NVIDIA is one of those booths that you always see on the expo hall floor at events like PAX and E3, but there isn’t a whole lot of buzz surrounding it. Sure, people are excited to check out the latest graphics cards, and the demos on display are usually upcoming or newly released titles, but there’s been little reason to line up for hours inside the NVIDIA booth. That is, until PAX West 2016, where the company has made a huge push for VR that is paying off big time.
Star Trek VR, which I’ll be giving my personal hands-on impressions of later (spoiler: it was awesome), was a big draw at the show. There was already a standalone Star Trek VR booth, but NVIDIA got to host their own demo, alongside their own game: VR Funhouse.
I actually tried the latter first. A free game that was already available on Steam, you’d think VR Funhouse wouldn’t be pulling in tons of PAX-goers. You;d be wrong. People were waiting well over an hour to try this thing out. As someone with a GTX 970 that sadly isn’t able to run the game, I was excited to check it out. Running on two NVIDIA GTX 1080’s, it was a graphical and physics tour de force.
Few VR games have looked this good and used physics in such a realistic and intricate manner. There was special attention paid to smaller details, such as the way objects fell apart when struck, or how liquids and other objects behaved when impacted in the air. If you have a GTX 10XX series card you owe it to yourself to download the game and give it a go, and if you don’t own one then it’s a good example of why those cards are so tough to find in stores.
Even outside of the NVIDIA booth it seemed like the company was intrinsically tied to VR and PC gaming in general. There were some AMD holdouts, and the AMD booth was also drawing a good amount of attention this year, but whenever I peaked at the graphics card in a PC demo case it was almost universally an NVIDIA GTX 1080.

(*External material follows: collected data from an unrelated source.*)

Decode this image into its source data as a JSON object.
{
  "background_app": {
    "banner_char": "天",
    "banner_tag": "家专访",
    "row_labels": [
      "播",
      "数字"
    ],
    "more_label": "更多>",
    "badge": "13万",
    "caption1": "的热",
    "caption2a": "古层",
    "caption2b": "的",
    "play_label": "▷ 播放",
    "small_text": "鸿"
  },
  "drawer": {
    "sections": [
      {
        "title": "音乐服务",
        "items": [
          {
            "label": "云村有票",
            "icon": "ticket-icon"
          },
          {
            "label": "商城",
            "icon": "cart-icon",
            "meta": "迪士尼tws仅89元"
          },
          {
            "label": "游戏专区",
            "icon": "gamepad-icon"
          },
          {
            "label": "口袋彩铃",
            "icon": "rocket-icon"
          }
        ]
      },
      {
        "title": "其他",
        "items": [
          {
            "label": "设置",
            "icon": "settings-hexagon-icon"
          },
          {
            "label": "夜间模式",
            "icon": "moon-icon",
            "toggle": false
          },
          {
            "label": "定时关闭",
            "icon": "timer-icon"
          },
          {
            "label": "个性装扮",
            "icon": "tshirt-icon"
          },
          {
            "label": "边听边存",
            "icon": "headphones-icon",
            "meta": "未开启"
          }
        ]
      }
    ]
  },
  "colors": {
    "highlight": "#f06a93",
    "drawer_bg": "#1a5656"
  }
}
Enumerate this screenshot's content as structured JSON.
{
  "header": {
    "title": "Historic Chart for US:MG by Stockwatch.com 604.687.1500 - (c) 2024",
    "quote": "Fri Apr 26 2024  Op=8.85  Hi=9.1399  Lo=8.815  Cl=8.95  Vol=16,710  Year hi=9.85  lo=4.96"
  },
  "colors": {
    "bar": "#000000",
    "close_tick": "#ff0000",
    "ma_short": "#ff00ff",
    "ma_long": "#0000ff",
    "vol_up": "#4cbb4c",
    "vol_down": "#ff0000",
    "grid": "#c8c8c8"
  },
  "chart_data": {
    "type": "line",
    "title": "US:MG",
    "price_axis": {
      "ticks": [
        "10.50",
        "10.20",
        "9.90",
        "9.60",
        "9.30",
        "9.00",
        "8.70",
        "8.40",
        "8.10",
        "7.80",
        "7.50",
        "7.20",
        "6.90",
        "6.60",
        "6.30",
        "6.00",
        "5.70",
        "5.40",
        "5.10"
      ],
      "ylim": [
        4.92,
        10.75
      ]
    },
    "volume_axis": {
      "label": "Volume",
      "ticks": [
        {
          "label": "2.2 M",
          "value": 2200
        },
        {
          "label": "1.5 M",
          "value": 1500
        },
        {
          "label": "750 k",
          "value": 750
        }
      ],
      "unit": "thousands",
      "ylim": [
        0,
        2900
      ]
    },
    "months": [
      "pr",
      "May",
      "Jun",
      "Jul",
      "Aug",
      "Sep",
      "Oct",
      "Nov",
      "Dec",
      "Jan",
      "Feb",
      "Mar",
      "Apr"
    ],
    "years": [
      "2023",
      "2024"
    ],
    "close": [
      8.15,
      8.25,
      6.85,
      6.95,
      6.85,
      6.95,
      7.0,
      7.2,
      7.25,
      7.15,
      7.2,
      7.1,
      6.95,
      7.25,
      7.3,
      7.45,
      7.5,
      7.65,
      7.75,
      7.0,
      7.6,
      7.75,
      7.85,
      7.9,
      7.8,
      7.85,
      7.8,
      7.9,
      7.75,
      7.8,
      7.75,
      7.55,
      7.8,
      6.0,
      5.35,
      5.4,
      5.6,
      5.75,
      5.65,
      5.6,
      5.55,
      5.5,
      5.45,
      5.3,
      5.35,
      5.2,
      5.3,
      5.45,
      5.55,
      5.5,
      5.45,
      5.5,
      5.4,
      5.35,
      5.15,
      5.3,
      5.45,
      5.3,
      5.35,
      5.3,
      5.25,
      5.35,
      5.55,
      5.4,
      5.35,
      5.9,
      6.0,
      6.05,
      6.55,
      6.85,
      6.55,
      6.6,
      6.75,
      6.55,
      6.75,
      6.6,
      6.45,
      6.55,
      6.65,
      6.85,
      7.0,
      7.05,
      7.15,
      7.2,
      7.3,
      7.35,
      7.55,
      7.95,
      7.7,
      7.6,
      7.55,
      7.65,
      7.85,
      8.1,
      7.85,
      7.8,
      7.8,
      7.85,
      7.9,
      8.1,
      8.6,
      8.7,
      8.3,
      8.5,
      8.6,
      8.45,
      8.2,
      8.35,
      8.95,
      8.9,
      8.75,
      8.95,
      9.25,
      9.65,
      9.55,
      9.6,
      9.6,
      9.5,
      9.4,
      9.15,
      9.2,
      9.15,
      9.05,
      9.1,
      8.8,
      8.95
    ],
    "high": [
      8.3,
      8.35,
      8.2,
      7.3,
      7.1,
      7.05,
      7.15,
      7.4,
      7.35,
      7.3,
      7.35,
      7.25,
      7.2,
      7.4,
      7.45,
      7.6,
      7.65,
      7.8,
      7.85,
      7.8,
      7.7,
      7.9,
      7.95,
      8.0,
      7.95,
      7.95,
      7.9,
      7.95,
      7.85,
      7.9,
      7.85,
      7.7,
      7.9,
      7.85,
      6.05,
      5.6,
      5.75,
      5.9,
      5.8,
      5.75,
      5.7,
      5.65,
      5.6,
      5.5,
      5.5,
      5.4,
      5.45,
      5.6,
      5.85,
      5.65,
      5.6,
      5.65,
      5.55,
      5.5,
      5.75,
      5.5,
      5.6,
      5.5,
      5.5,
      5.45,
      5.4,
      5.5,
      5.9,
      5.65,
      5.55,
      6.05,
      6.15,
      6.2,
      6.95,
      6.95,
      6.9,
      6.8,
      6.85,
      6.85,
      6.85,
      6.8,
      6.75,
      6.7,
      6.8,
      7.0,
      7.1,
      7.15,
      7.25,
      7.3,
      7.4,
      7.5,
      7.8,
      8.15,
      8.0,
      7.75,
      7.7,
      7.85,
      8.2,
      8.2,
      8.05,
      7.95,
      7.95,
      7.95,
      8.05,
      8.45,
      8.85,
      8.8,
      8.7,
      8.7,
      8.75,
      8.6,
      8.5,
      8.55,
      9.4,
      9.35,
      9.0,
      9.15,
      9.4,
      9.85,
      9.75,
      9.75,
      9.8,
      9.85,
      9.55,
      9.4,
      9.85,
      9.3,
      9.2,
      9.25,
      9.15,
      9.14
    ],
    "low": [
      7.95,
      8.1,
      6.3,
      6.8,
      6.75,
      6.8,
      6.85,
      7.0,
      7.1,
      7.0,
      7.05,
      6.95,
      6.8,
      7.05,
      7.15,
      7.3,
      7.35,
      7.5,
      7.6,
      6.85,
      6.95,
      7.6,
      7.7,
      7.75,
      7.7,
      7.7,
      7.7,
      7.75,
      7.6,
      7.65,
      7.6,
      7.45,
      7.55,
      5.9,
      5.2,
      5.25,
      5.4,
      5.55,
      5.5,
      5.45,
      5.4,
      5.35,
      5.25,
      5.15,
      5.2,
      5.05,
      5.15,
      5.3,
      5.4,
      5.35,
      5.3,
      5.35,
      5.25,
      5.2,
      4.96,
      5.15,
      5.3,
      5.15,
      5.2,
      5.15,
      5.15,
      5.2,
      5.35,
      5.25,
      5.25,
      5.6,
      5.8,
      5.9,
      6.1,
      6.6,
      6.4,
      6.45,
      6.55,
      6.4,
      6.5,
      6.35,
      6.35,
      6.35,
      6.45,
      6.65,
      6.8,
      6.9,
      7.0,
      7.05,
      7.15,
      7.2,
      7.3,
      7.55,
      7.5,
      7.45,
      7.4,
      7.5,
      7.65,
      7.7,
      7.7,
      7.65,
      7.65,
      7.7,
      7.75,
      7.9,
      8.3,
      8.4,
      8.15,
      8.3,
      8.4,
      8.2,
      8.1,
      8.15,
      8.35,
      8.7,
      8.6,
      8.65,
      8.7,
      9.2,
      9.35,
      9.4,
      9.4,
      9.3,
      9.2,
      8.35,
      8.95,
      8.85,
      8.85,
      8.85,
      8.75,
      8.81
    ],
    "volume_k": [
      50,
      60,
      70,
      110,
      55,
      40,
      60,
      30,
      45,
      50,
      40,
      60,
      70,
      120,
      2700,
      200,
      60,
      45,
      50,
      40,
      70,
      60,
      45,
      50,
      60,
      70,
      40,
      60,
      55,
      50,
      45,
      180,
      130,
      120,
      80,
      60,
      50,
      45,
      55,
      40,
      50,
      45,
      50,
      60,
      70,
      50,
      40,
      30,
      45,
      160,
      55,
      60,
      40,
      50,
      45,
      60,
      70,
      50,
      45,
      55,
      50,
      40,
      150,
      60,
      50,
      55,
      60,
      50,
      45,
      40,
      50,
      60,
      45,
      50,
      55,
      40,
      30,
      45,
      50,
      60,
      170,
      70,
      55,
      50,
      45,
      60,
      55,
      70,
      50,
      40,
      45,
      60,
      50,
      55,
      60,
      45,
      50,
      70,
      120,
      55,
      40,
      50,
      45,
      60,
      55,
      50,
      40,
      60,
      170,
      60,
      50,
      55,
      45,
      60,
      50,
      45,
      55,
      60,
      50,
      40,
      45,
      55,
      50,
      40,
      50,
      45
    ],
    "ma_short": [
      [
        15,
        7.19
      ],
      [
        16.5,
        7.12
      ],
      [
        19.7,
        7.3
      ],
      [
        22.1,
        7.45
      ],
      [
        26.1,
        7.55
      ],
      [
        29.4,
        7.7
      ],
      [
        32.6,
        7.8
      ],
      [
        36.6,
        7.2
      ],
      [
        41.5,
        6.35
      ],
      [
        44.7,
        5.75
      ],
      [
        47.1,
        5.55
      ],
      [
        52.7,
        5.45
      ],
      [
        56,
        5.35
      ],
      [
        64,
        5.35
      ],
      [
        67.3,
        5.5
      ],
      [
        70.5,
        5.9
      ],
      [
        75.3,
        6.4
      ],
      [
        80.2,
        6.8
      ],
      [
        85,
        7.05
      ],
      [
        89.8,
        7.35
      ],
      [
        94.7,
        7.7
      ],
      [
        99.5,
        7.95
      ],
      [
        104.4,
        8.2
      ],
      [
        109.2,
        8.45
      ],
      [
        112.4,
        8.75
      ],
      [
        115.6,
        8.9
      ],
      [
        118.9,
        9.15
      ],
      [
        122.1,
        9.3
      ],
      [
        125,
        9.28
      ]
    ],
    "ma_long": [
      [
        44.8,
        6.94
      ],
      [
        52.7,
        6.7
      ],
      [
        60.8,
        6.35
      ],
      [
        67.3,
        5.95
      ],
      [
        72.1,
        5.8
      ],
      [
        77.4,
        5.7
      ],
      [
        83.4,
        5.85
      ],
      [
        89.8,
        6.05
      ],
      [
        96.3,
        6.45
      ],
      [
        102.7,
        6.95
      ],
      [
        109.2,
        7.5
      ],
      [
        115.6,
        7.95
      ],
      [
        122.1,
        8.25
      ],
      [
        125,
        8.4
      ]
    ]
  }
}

VR gaming is here to stay. It might have some growing pains left to go through, and we still don’t know what level of commitment players are willing to make for the VR experience. With that said, there’s enough demand for VR content that it will continue to grow an revolutionize, eventually settling on all those things that are currently up in the air. NVIDIA seems to understand this and is making a big move into the VR space, while still retaining their PC gaming focus in other areas. It looks to be paying off so far, with the 1080 selling as fast as stores could stock it. PAX West 2016 has shown that the company has no plans in slowing down either, so the future is looking pretty interesting for both VR and NVIDIA.